Con casi una treintena de candidatos asesinados en las campañas electorales que están en marcha en México, uno por día esta semana, resulta evidente que la violencia criminal es ya un factor en los comicios. Una regresión trágica porque si bien los mexicanos crecimos en un entorno en el que el fraude electoral y las malas artes en las urnas eran de uso corriente, (y lo siguen siendo, aunque en menor medida), el sistema político había desterrado en las últimas décadas la práctica “revolucionaria” de desaparecer físicamente al adversario en los procesos de transición de poderes. Urge preguntarnos a qué obedece esta regresión primitiva y salvaje y si esto constituye el aviso de algo más siniestro y dañino.
Una explicación fácil sería atribuir al crimen organizado la violencia que se ha desatado en las campañas. En parte es correcto, pero quedarnos en ello distorsiona el verdadero origen del problema. Es cierto que la omnipresencia de los cárteles de la droga en algunas regiones les llevó de manera casi natural a la tarea de buscar imponer a las autoridades locales. Los ayuntamientos en los bolsones territoriales que ellos controlan constituyen un botín apetitoso. Para qué tener sicarios si las policías municipales pueden hacer mejor el trabajo sucio, capturar a sus víctimas y servir de cuerpos de choque para impedir la invasión de bandas rivales. Y por lo demás, la diversificación criminal de los carteles locales es tal que el control de servicios municipales, el predial y la tesorería otorgan enormes ventajas para la extorsión, el despojo de terrenos y propiedades, la venta de pipas de agua, el cobro de derecho de piso y un largo etcétera.

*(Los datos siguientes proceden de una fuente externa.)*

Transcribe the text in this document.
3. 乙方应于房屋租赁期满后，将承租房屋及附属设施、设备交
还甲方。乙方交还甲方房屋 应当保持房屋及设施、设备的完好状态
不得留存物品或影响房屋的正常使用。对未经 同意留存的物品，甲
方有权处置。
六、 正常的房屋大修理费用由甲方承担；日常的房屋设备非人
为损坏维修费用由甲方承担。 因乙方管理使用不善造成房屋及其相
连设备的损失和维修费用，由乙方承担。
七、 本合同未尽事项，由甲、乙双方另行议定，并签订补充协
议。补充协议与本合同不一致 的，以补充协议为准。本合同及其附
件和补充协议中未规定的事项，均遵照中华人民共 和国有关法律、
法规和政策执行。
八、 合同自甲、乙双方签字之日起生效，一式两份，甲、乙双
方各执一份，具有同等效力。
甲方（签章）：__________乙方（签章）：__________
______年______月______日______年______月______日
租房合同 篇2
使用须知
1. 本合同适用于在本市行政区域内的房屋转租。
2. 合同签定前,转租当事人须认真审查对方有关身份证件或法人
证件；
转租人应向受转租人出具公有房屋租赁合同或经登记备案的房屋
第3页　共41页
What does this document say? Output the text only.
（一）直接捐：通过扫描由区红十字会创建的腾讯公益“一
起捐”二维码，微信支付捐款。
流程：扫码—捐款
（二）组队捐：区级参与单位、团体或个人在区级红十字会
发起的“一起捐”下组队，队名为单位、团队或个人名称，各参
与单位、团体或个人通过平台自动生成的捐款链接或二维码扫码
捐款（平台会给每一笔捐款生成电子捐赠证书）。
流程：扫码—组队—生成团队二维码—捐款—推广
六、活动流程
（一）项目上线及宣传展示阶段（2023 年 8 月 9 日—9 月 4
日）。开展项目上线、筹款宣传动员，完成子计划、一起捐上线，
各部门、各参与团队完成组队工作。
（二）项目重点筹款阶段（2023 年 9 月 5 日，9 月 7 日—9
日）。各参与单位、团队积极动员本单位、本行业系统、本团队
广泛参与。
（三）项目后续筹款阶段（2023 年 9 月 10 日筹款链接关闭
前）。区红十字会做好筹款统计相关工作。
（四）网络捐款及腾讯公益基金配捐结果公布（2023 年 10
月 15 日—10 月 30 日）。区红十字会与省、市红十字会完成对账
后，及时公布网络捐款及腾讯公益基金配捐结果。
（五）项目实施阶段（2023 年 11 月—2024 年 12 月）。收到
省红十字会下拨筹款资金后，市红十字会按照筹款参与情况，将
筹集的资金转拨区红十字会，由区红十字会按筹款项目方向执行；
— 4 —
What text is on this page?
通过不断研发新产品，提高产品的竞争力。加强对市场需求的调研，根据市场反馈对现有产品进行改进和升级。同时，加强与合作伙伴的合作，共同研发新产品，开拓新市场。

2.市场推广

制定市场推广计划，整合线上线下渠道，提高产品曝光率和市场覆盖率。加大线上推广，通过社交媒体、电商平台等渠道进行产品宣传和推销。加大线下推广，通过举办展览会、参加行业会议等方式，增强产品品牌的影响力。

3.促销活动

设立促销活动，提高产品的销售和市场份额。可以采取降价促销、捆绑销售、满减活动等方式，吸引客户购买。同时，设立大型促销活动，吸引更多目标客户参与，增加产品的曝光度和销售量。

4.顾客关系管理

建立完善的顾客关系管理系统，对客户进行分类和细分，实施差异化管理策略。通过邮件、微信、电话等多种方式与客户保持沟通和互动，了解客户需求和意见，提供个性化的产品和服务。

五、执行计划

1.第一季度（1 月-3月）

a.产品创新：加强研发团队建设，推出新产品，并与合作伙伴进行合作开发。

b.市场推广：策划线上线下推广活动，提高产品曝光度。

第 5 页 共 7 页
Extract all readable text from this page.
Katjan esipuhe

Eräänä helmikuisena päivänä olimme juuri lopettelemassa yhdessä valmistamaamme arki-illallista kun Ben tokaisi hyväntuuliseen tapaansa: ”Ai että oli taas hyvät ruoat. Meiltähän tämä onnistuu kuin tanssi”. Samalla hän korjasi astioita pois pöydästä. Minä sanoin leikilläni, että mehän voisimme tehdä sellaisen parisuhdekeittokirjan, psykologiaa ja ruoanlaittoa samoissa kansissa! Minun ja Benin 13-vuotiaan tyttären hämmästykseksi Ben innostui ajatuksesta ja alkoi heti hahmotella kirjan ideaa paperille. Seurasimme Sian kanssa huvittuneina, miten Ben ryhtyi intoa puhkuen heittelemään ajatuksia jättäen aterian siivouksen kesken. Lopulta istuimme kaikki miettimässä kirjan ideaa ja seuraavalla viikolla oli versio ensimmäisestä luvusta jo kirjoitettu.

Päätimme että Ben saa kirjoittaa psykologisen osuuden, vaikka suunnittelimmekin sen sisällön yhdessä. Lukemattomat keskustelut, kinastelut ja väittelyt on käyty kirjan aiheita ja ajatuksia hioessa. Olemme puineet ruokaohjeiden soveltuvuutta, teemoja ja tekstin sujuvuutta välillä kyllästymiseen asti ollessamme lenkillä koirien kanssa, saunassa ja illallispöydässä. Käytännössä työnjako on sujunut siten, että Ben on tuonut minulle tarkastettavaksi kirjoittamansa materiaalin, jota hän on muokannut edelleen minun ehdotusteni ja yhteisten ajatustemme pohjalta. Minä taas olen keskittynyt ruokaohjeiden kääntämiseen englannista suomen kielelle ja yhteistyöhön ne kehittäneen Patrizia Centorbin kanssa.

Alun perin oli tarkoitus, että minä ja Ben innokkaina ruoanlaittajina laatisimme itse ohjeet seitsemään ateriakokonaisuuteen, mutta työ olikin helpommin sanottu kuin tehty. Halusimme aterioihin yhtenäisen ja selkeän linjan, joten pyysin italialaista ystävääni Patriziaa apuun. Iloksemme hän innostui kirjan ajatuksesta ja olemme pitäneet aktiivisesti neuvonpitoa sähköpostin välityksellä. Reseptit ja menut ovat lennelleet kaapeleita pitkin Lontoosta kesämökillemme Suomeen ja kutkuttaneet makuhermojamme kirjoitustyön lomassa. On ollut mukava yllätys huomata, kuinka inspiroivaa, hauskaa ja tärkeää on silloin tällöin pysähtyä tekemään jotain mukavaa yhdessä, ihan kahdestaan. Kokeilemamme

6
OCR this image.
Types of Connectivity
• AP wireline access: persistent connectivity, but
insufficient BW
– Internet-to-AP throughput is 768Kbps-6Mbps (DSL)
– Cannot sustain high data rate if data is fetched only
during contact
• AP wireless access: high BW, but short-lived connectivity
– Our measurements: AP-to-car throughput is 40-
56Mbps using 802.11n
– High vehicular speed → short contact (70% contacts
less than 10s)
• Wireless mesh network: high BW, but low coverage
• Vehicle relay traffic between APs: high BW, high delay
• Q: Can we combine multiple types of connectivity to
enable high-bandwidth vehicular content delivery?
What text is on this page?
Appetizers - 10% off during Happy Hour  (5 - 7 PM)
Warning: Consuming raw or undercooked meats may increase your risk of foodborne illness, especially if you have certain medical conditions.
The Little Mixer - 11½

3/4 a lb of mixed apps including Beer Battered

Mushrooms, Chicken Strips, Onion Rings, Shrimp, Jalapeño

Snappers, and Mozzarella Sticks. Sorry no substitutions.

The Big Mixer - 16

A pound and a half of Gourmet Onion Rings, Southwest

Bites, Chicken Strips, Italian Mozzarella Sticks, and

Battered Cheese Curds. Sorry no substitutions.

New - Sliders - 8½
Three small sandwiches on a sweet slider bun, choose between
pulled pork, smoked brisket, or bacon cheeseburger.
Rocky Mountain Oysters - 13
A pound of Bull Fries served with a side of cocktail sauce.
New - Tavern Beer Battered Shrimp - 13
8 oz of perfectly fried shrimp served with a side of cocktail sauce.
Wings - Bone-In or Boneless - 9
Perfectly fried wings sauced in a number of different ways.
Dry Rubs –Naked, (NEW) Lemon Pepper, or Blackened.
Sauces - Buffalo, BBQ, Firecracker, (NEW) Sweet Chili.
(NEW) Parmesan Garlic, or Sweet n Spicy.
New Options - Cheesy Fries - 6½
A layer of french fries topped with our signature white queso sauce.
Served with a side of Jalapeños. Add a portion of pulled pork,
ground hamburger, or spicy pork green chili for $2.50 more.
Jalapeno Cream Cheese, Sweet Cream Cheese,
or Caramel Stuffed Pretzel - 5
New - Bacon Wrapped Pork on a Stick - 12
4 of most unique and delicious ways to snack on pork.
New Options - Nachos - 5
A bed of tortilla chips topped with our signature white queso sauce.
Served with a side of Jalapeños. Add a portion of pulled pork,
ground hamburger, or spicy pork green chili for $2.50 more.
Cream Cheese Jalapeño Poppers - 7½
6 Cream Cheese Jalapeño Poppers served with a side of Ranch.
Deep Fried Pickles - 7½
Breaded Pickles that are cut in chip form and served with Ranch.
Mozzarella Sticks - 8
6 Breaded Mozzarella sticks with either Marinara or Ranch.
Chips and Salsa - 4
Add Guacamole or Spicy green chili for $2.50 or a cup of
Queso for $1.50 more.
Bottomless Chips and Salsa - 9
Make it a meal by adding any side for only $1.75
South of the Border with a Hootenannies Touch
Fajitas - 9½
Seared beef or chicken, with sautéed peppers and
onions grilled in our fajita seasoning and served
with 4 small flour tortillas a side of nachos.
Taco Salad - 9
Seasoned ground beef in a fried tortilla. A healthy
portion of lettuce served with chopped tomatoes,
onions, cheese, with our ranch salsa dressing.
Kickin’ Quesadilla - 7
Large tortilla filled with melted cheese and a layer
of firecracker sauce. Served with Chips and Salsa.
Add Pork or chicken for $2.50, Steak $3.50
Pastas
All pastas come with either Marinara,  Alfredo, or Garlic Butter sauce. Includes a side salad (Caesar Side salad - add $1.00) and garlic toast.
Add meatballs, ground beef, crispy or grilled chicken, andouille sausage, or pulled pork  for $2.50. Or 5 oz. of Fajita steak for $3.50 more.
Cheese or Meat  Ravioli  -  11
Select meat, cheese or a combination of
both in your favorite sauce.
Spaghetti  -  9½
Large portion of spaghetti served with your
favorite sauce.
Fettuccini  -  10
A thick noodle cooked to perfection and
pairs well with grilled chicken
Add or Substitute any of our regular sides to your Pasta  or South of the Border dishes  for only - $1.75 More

Sin embargo, en la larga retahíla de agresiones que los candidatos han padecido en esta campaña (entre las que se cuentan innumerables amenazas, además de los consabidos secuestros y asesinatos) se advierte que en muchos casos el victimario no es el crimen organizado sino los propios actores políticos. Presidentes municipales cuya reelección es amenazada por un rival carismático; grupos de poder locales dispuestos a cualquier cosa antes de perder el control que ahora ejercen.
Parecería que con los comicios está sucediendo lo mismo que con las agresiones mortales a la prensa hace tres décadas. Los primeros periodistas fueron ejecutados por narcos molestos con una cobertura, pero ante la impunidad con la que lo hicieron la agresión muy pronto fue imitada por caciques y poderes locales. La tentación de suprimir a un periodista incómodo, como lo hacían los cárteles sin ningún riesgo, comenzó a ser irresistible para gobernadores, presidentes municipales, caciques y jefes de seguridad de gobiernos locales.
Habría que insistir que el narco no es el principio y el fin que explica la violencia en la vida pública. Los cárteles y su imparable expansión constituyen el síntoma más brutal y visible, pero en última instancia es un fenómeno que obedece a un cáncer más arraigado. Los poderes salvajes abren el camino, pero la presteza con la que concurren los demás poderes y otros actores revela que hay en juego causas más profundas. La manera en que comunidades completas se vuelcan a la extracción sistemática de combustibles, el secuestro de funcionarios por parte de vecinos y poblaciones agraviadas, la proclividad de grupos marginales hacia el saqueo de bienes públicos y privados (sea cacetas de autopistas o trenes y camiones de carga). En fin, la creciente inclinación de grupos y actores sociales a actuar no solo al margen de la ley sino mediante actos violentos y criminales.
“Antes de que alguien pueda comenzar la violencia, muchos otros ya han preparado el terreno”, dijo el psiquiatra Frederic Wertham, con mucha razón. Cuando el 56% de la población trabajadora se ve obligada a trabajar en el sector informal, como es el caso en México (es decir, al margen de permisos, impuestos o seguridad social), las personas aprenden que resolverse la vida no pasa por las reglas del sistema sino por las prácticas que cada cual pueda construirse; sobre todo si pueden llevarse a cabo con total impunidad.
El otro lado de esta pinza es la impunidad. Que mis actos sean legales o no resulta moralmente irrelevante porque están legitimados por una justificación de mayor rango, lo único que importa es que pueda realizarlos con total impunidad para no sufrir las consecuencias. Algo que prácticamente está garantizado en México, trátese de la toma de una caseta o la eliminación de un rival político.